Poetry by Ann Christine Tabaka

Dust motes dance on sunlight
streaming through a dingy window.
Rusty mailbox, empty, always empty.
Cadaverous cobwebs mocking
back at him from a peeling wall.
He sits alone in his room, sifting
through dim memories of a once
vibrant life. His wife is gone, adult
children too busy to visit, friends
moved far away. Yet in his hands,
he holds proof, that his life was once
real. Photos and newspaper clippings
fill his world. Universities, Naval ships,
careers and family, all a distant past.
He hungers now, not for food, but for
human touch.
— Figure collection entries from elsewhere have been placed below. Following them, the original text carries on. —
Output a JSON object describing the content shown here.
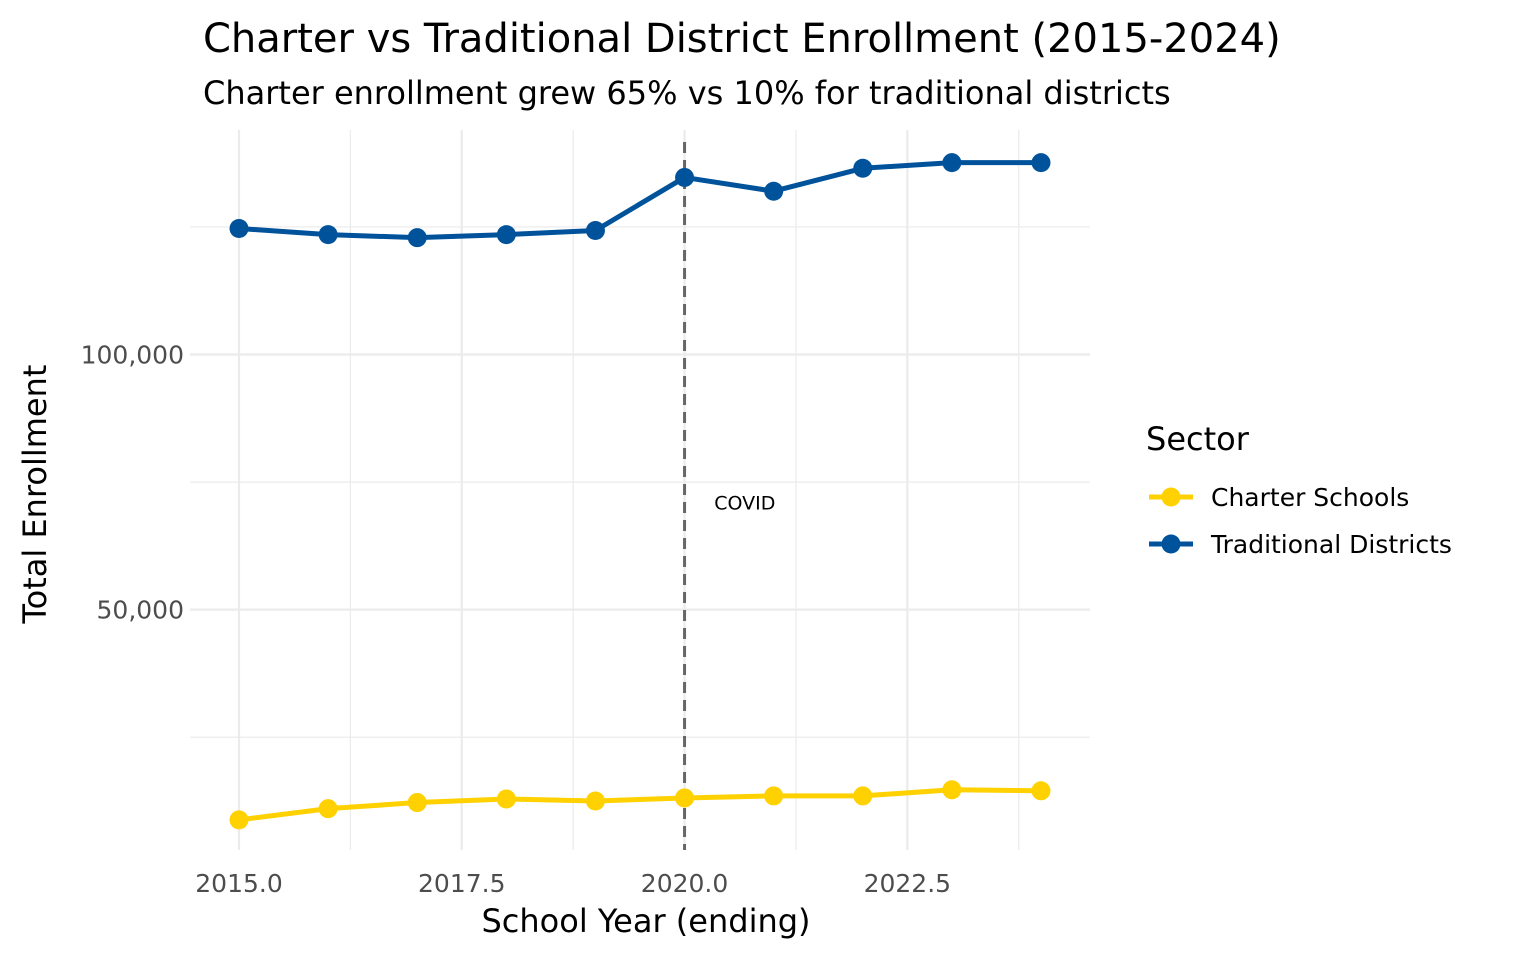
{
  "chart_data": {
    "type": "line",
    "title": "Charter vs Traditional District Enrollment (2015-2024)",
    "subtitle": "Charter enrollment grew 65% vs 10% for traditional districts",
    "xlabel": "School Year (ending)",
    "ylabel": "Total Enrollment",
    "xlim": [
      2014.45,
      2024.55
    ],
    "ylim": [
      2900,
      144000
    ],
    "x_ticks": [
      2015.0,
      2017.5,
      2020.0,
      2022.5
    ],
    "x_tick_labels": [
      "2015.0",
      "2017.5",
      "2020.0",
      "2022.5"
    ],
    "y_ticks": [
      50000,
      100000
    ],
    "y_tick_labels": [
      "50,000",
      "100,000"
    ],
    "grid": true,
    "legend": {
      "title": "Sector",
      "placement": "right"
    },
    "x": [
      2015,
      2016,
      2017,
      2018,
      2019,
      2020,
      2021,
      2022,
      2023,
      2024
    ],
    "series": [
      {
        "name": "Charter Schools",
        "color": "#FFD100",
        "values": [
          8800,
          11000,
          12200,
          12900,
          12500,
          13100,
          13500,
          13500,
          14700,
          14500
        ]
      },
      {
        "name": "Traditional Districts",
        "color": "#00539B",
        "values": [
          124700,
          123500,
          122900,
          123500,
          124300,
          134700,
          132000,
          136500,
          137600,
          137600
        ]
      }
    ],
    "annotations": [
      {
        "type": "vline",
        "x": 2020,
        "style": "dashed",
        "color": "#666666"
      },
      {
        "type": "text",
        "text": "COVID",
        "x": 2020.3,
        "y": 71000
      }
    ]
  }
}
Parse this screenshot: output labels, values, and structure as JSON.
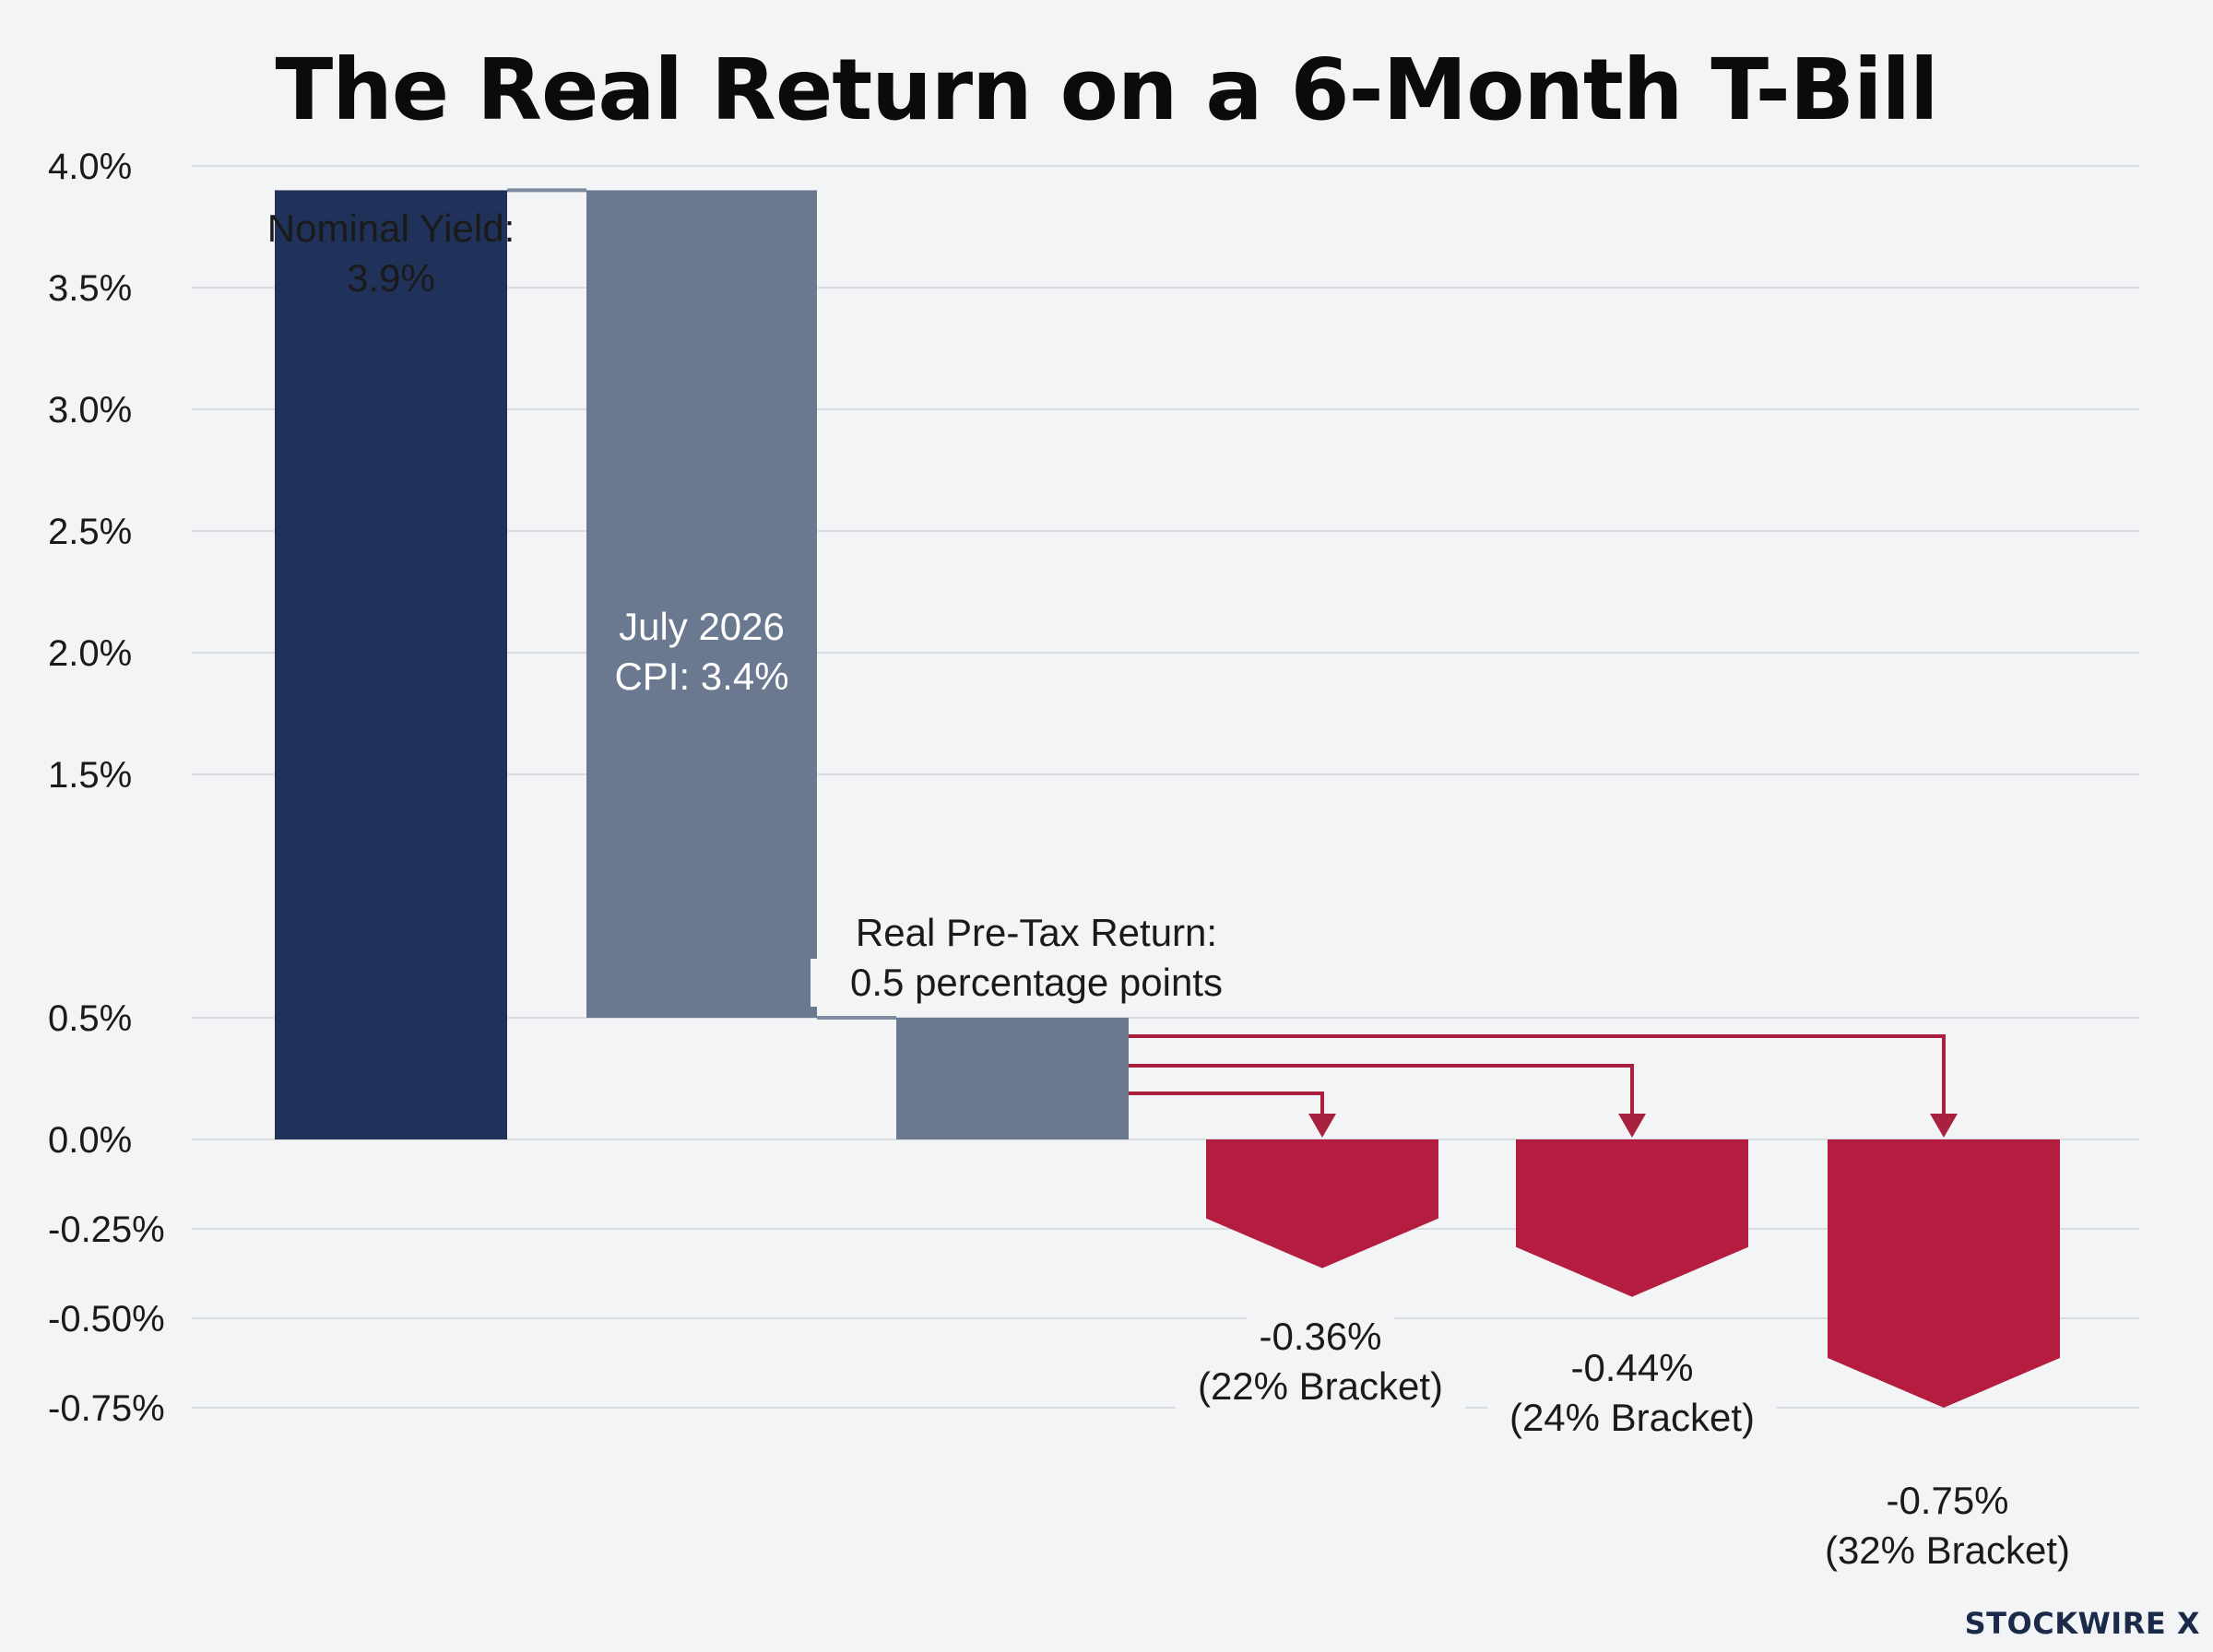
{
  "title": "The Real Return on a 6-Month T-Bill",
  "brand": "STOCKWIRE X",
  "colors": {
    "nominal": "#21325a",
    "cpi": "#6a7890",
    "real": "#6a7890",
    "tax": "#b51d40",
    "connector": "#a8213f",
    "grid": "#d9dce1",
    "background": "#f3f4f6"
  },
  "chart_data": {
    "type": "bar",
    "variant": "waterfall",
    "title": "The Real Return on a 6-Month T-Bill",
    "xlabel": "",
    "ylabel": "",
    "ylim": [
      -0.75,
      4.0
    ],
    "grid": true,
    "y_ticks": [
      {
        "value": 4.0,
        "label": "4.0%"
      },
      {
        "value": 3.5,
        "label": "3.5%"
      },
      {
        "value": 3.0,
        "label": "3.0%"
      },
      {
        "value": 2.5,
        "label": "2.5%"
      },
      {
        "value": 2.0,
        "label": "2.0%"
      },
      {
        "value": 1.5,
        "label": "1.5%"
      },
      {
        "value": 0.5,
        "label": "0.5%"
      },
      {
        "value": 0.0,
        "label": "0.0%"
      },
      {
        "value": -0.25,
        "label": "-0.25%"
      },
      {
        "value": -0.5,
        "label": "-0.50%"
      },
      {
        "value": -0.75,
        "label": "-0.75%"
      }
    ],
    "bars": [
      {
        "id": "nominal",
        "bottom": 0.0,
        "top": 3.9,
        "label_lines": [
          "Nominal Yield:",
          "3.9%"
        ]
      },
      {
        "id": "cpi",
        "bottom": 0.5,
        "top": 3.9,
        "label_lines": [
          "July 2026",
          "CPI: 3.4%"
        ]
      },
      {
        "id": "real",
        "bottom": 0.0,
        "top": 0.5,
        "label_lines": [
          "Real Pre-Tax Return:",
          "0.5 percentage points"
        ]
      },
      {
        "id": "tax22",
        "bottom": -0.36,
        "top": 0.0,
        "label_lines": [
          "-0.36%",
          "(22% Bracket)"
        ]
      },
      {
        "id": "tax24",
        "bottom": -0.44,
        "top": 0.0,
        "label_lines": [
          "-0.44%",
          "(24% Bracket)"
        ]
      },
      {
        "id": "tax32",
        "bottom": -0.75,
        "top": 0.0,
        "label_lines": [
          "-0.75%",
          "(32% Bracket)"
        ]
      }
    ]
  }
}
As memories fade, so
does he. Closing his eyes, he drifts
off into that other world. As the mail
truck drives by, not stopping, and dust
motes continue their last ballet.


About the Poet

Ann Christine Tabaka was nominated for the 2017 Pushcart Prize in Poetry, has been internationally published, and won poetry awards from numerous publications. She lives in Delaware, USA.  She loves gardening and cooking.  Chris lives with her husband and two cats. Her most recent credits are: Ethos Literary Journal, North of Oxford, Pomona Valley Review, Page & Spine, West Texas Literary Review, The Hungry Chimera, Sheila-Na-Gig, Synchronized Chaos, Pangolin Review, Foliate Oak Review, Better Than Starbucks!, The Write Launch, The Stray Branch, The McKinley Review, Fourth & Sycamore

Advertisements

2 thoughts on “Forgotten Man – Poem by Ann Christine Tabaka

  1. I could barely continue reading this poem, it was so heartwrenching. What a powerful ending, too. And that last word, ballet? Amazing word choice. Maybe this poem touches me so much because it’s so close to home. I feel as if you’ve gazed into my life. Thank you for writing this beautiful poem, Ann.